Capilliposide B (CPS-B), a novel oleanane triterpenoid saponin derived from Lysimachia capillipes Hemsl, is a potent anticancer agent. However, its anticancer mechanism remains elusive. In the present study, we demonstrated the potent anti-tumor activity and molecular mechanism of CPS-B both in vitro and in vivo. Proteomic analysis using isobaric tags for relative and absolute quantitation techniques suggested that CPS-B modulated autophagy in prostate cancer (PC). Moreover, Western blotting showed that both autophagy and epithelial-mesenchymal transition occurred place after CPS-B treatment in vivo, which was also proven in PC-3 cancer cells. We deduced that CPS-B inhibited migration by inducing autophagy.
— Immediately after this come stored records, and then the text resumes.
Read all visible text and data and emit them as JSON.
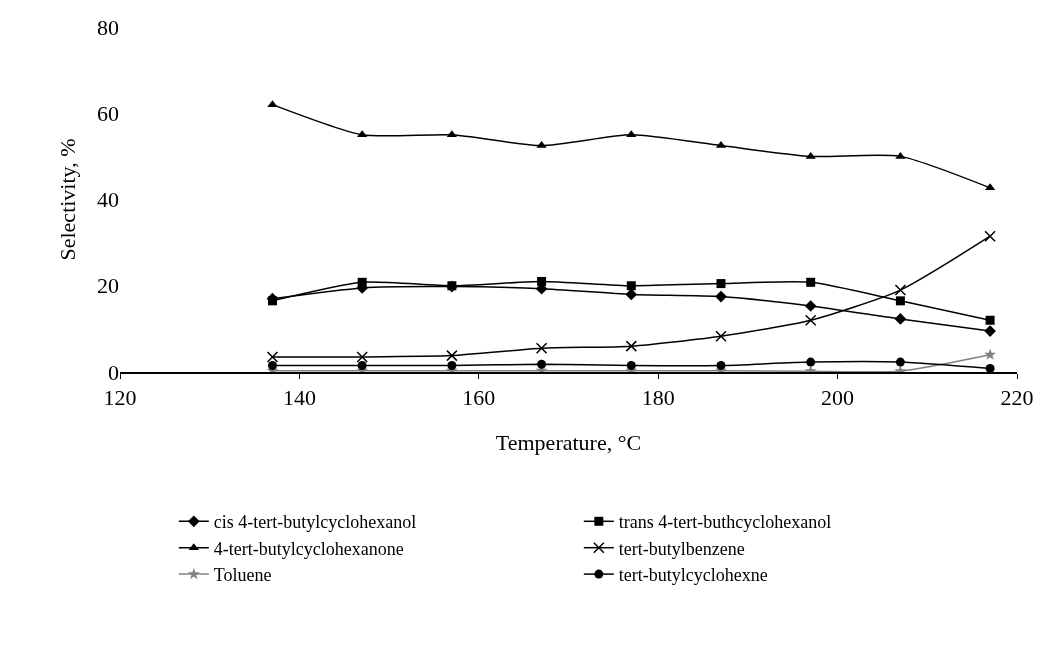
{
  "chart_data": {
    "type": "line",
    "xlabel": "Temperature, °C",
    "ylabel": "Selectivity, %",
    "x": [
      137,
      147,
      157,
      167,
      177,
      187,
      197,
      207,
      217
    ],
    "xlim": [
      120,
      220
    ],
    "xticks": [
      120,
      140,
      160,
      180,
      200,
      220
    ],
    "ylim": [
      0,
      80
    ],
    "yticks": [
      0,
      20,
      40,
      60,
      80
    ],
    "grid": false,
    "legend": "bottom",
    "line_style": "solid",
    "series": [
      {
        "name": "cis 4-tert-butylcyclohexanol",
        "color": "#000000",
        "marker": "diamond",
        "values": [
          17,
          19.5,
          19.8,
          19.3,
          18,
          17.5,
          15.3,
          12.3,
          9.5
        ]
      },
      {
        "name": "trans 4-tert-buthcyclohexanol",
        "color": "#000000",
        "marker": "square",
        "values": [
          16.5,
          20.8,
          20,
          21,
          20,
          20.5,
          20.8,
          16.5,
          12
        ]
      },
      {
        "name": "4-tert-butylcyclohexanone",
        "color": "#000000",
        "marker": "triangle",
        "values": [
          62,
          55,
          55,
          52.5,
          55,
          52.5,
          50,
          50,
          42.7
        ]
      },
      {
        "name": "tert-butylbenzene",
        "color": "#000000",
        "marker": "cross",
        "values": [
          3.5,
          3.5,
          3.8,
          5.5,
          6,
          8.3,
          12,
          19,
          31.5
        ]
      },
      {
        "name": "Toluene",
        "color": "#808080",
        "marker": "star",
        "values": [
          0.3,
          0.3,
          0.3,
          0.3,
          0.3,
          0.3,
          0.2,
          0.2,
          4
        ]
      },
      {
        "name": "tert-butylcyclohexne",
        "color": "#000000",
        "marker": "circle",
        "values": [
          1.5,
          1.5,
          1.5,
          1.8,
          1.5,
          1.5,
          2.3,
          2.3,
          0.8
        ]
      }
    ]
  }
}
We examined the accumulation of reactive oxygen species (ROS) in cells, and in downstream pathways, LKB1 and AMPK were activated while mTOR was inhibited. Transwell experiment results showed that CPS-B inhibited the metastasis of PC-3 cells and that this effect was significantly attenuated after pretreatment with chloroquine, indicating that CPS-B inhibited metastasis via autophagy induction. Altogether, these data suggest that CPS-B is a potential therapeutic agent for cancer treatment that acts by inhibiting migration through the ROS/AMPK/mTOR signaling pathway.